I could have made a minimal change — add "gpt-image-2" to the model enum and call it done. The API endpoint is the same; OpenAI didn’t change the URL or the authentication. A one-line change would have technically worked for basic generation with default parameters.

But gpt-image-2’s flexible resolution system means the size validation logic needed to change fundamentally. gpt-image-1’s sizes are a simple enum — you pick from a list. gpt-image-2 requires parsing a width×height string and validating it against four independent constraints. Passing an invalid size to the API would produce a cryptic error from OpenAI’s backend, which is a poor experience when the MCP server could validate it locally and return a clear message instead.

The original codebase was a single index.ts file with no tests and no CI pipeline. If I was going to add non-trivial validation logic, I wanted tests to prove it worked correctly. And if I was going to submit a PR with tests, a CI pipeline to run them automatically seemed like the responsible addition. So the scope grew beyond what I initially planned.

The final PR touches eight files: model support with resolution validation, extracted helper modules, comprehensive test coverage, and a GitHub Actions workflow that runs tests across Node 18, 20, 22, and 24. About 1,200 lines added, 200 removed.

I’m aware this makes for a larger PR than most maintainers prefer to review. There’s a real tension in open source between making the minimal viable change and making a change that’s properly engineered. I chose the latter because a contribution with tests and CI is more likely to be accepted and maintained long-term than a quick patch that shifts the testing burden to the maintainer. Whether the maintainer agrees is up to them — the PR is open.

MCP Makes This Worth It

The reason this contribution pattern works is MCP itself. I didn’t need to wait for the PR to be reviewed and merged before I could use gpt-image-2 in my workflow. I pointed my Claude Code configuration at my fork:

{
  "mcpServers": {
    "openai-image": {
      "command": "node",
      "args": ["/path/to/my-fork/dist/index.js"],
      "env": {
        "OPENAI_API_KEY": "sk-..."
      }
    }
  }
}

That’s it. Claude Code picked up the server on next launch, and I had gpt-image-2 generation and editing available immediately. No waiting for Anthropic to add native image support, no waiting for the MCP server maintainer to merge my PR, no intermediary steps. The protocol decouples tool capability from any single party’s release schedule.

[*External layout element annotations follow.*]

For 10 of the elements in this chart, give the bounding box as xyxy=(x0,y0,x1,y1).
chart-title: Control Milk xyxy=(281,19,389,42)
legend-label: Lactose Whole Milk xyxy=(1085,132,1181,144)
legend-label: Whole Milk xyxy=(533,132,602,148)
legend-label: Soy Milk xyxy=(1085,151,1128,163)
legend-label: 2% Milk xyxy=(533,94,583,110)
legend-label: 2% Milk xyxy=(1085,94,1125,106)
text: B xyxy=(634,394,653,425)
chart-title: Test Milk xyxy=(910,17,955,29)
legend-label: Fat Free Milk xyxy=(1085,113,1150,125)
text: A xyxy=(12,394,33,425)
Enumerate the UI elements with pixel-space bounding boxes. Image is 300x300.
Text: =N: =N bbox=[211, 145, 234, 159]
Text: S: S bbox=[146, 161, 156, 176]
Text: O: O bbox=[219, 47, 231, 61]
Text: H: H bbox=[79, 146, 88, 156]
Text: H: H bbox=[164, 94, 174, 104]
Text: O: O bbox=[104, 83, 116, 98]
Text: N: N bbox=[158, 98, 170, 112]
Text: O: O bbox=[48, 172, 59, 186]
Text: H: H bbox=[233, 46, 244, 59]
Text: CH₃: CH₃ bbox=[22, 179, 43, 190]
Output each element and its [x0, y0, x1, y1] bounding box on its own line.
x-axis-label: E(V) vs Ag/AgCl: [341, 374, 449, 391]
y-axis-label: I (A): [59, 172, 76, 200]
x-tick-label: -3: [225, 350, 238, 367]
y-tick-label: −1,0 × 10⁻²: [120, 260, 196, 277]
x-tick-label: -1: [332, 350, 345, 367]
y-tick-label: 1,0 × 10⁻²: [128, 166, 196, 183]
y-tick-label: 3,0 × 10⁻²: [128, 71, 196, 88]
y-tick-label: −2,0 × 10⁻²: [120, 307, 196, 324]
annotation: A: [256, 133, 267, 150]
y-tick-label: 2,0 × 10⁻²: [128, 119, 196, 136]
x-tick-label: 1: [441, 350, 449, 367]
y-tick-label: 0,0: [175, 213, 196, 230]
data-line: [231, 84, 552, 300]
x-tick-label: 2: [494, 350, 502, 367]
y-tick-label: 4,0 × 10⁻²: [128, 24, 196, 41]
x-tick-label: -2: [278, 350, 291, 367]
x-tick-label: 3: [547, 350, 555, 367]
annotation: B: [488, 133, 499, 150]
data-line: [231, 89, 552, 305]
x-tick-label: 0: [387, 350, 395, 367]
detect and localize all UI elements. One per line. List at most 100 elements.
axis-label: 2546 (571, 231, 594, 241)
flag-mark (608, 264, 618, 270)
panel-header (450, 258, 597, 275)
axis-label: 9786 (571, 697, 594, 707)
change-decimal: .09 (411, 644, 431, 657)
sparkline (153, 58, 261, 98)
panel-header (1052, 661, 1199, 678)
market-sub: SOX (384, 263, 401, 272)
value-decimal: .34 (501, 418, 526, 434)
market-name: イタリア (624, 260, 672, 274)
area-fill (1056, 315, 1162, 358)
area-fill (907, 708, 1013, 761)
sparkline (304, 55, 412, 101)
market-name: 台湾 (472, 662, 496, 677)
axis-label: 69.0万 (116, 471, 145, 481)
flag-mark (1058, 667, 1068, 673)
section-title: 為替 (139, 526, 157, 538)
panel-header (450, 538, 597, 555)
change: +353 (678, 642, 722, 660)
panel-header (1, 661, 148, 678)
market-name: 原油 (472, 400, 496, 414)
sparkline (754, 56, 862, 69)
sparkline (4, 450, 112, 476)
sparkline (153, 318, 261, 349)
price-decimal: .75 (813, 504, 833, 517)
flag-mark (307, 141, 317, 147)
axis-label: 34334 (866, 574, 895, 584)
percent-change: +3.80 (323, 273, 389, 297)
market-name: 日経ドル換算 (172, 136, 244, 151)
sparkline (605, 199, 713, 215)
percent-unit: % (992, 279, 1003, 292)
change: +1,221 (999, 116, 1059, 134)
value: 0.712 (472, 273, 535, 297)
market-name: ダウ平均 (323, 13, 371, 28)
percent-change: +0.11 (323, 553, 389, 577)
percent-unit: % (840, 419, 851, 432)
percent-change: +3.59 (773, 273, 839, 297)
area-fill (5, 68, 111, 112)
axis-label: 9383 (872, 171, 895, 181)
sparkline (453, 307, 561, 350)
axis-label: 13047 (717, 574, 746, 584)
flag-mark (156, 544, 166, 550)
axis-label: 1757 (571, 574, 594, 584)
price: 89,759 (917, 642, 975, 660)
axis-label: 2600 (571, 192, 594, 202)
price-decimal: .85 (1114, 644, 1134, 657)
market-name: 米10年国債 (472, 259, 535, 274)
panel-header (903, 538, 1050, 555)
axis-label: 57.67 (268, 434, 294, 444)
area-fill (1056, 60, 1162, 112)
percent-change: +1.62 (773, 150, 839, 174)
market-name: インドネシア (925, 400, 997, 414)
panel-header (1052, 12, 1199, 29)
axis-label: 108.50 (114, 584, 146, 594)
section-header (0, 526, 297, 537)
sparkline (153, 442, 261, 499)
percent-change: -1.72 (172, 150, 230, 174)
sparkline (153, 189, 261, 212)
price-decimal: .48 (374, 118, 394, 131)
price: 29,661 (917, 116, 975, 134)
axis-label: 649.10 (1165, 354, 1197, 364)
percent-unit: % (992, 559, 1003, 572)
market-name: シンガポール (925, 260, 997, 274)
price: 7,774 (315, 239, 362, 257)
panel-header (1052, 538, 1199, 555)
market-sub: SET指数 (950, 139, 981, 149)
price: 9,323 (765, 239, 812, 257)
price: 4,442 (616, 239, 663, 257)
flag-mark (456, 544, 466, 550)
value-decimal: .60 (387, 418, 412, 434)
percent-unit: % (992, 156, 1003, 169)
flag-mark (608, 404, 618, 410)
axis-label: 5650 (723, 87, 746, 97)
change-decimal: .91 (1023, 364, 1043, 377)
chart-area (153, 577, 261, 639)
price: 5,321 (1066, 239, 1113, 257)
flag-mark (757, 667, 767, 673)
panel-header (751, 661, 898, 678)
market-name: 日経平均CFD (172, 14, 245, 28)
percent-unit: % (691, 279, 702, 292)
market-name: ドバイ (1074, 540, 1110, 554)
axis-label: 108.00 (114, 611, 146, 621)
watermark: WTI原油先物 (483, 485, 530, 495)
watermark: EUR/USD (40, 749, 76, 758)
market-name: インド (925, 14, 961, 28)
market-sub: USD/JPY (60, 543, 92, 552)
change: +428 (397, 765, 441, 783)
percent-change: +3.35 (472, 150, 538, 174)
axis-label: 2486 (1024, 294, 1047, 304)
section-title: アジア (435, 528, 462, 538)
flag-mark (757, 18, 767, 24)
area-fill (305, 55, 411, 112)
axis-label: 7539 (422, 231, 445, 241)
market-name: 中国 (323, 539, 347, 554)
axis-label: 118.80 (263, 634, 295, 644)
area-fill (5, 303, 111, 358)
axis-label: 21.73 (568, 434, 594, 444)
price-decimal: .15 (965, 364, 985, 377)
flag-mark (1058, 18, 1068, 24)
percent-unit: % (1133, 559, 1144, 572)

This is what makes MCP more than just “a way to add tools to Claude.” It’s an architecture that means no capability is a dead end. If the tool you need doesn’t exist, you build a server. If it exists but is outdated, you fork it. If your fork diverges permanently, you publish it. At every step, you’re unblocked — the protocol guarantees that any compliant server works with any compliant client.

The Gap Is Structural

Models are releasing faster than the ecosystem around them can adapt. OpenAI ships a new image model, and it takes days to weeks before the MCP servers, SDK wrappers, and integration tools catch up. This isn’t anyone’s fault — it’s the natural consequence of a fast-moving field built on volunteer-maintained infrastructure.

The engineers who treat this gap as an opportunity rather than a blocker will consistently have access to better tools sooner. The skills involved aren’t exotic: read the API changelog, understand what changed, fork the relevant project, implement the support, write tests, submit a PR. It’s standard open source contribution, applied to a domain that moves fast enough to reward the effort.

I submitted my PR six days after gpt-image-2 launched. I was using it in my workflow within hours of starting the fork. That’s the value proposition of open source in a rapidly evolving ecosystem — not free software, but the freedom to fix what’s missing, when you need it fixed.